Is there an anthem of the Pagan Revival?

Short answer: No, although it sure would be nice to have one.

Probably the closest we get to a New Pagan anthem is “Gwydion Pendderwen”'s 1981 We Won't Wait Any Longer:

We Won't Wait Any Longer

 

We won't wait any longer,

We are stronger than before;

We won't wait any longer,

We are stronger!

 

We have trusted no man's promise,

We have kept to just ourselves,

We have suffered from the lies

In all the books on all your shelves,

But our patience and endurance

Through the Burning Times til now

Have given us the strength to keep our vow.

 

Chorus

 

You have grazed away the heather,

You have razed the sacred grove,

You have driven native peoples

From the places that they love;

Though your greed has been unbounded,

You have felt the pangs of shame

Each time you trod upon the Mother's name.

 

Chorus

 

Though you thought you had destroyed

Each memory of the ancient ways,

Still the people light the balefire

Every year on Solstice day;

And on Beltane and at Samhain

You will find us on the hill,

Invoking once again the Triple Will!

 

Chorus

 

Through the ages many peoples

Have risen and have gone,

But dispersed among the nations

Of the world we linger on.

Now the time has come to take

The sacred Cauldron of Rebirth,

And fulfill our ancient pledges to the Earth!

 

Chorus

 

Kudos to Gwydion, who considered himself a Muse poet in the Gravesian tradition, for being the first to dream of a fine, rousing anthem for the New Old Religion(s). Alas that his aims generally outpaced his abilities.

As an anthem, We Won't Wait Any Longer hasn't aged well. The Pagan World has marched on in the last few decades, and the song's specifically Wiccan imagery reads more exclusively now than it did then.

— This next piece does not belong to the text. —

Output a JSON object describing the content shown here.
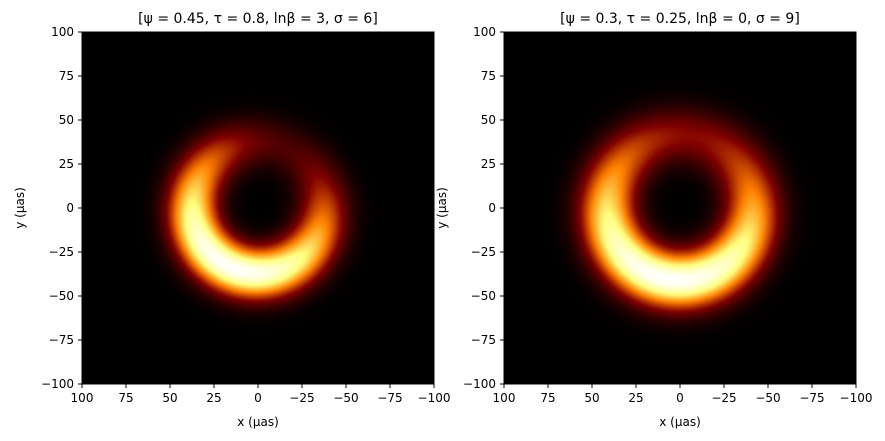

Likewise, while fully endorsing the song's sentiments, I've always felt that it was weakened by the fact that it specifically addresses itself to...whom? Christianity? The Church? The non-pagan world in general? In any event, to them: the bad guys of our story.

To this, my attitude is: Why make our enemies the center of our discourse? F**k 'em! Let's direct our anthem to ourselves, or to our gods.

Well, there's no reason why, as New Pagans, we need an anthem, or—in what is, after all, the Wonderful World of the Many—anthems. Perhaps some day someone will write one that we can all get behind.

Until such a time (if any), my own nomination for New Pagan Anthem goes to Daniel Pemberton's We Shall Go Home/Song of Exile*, from the 2004 film King Arthur: Legend of the Sword.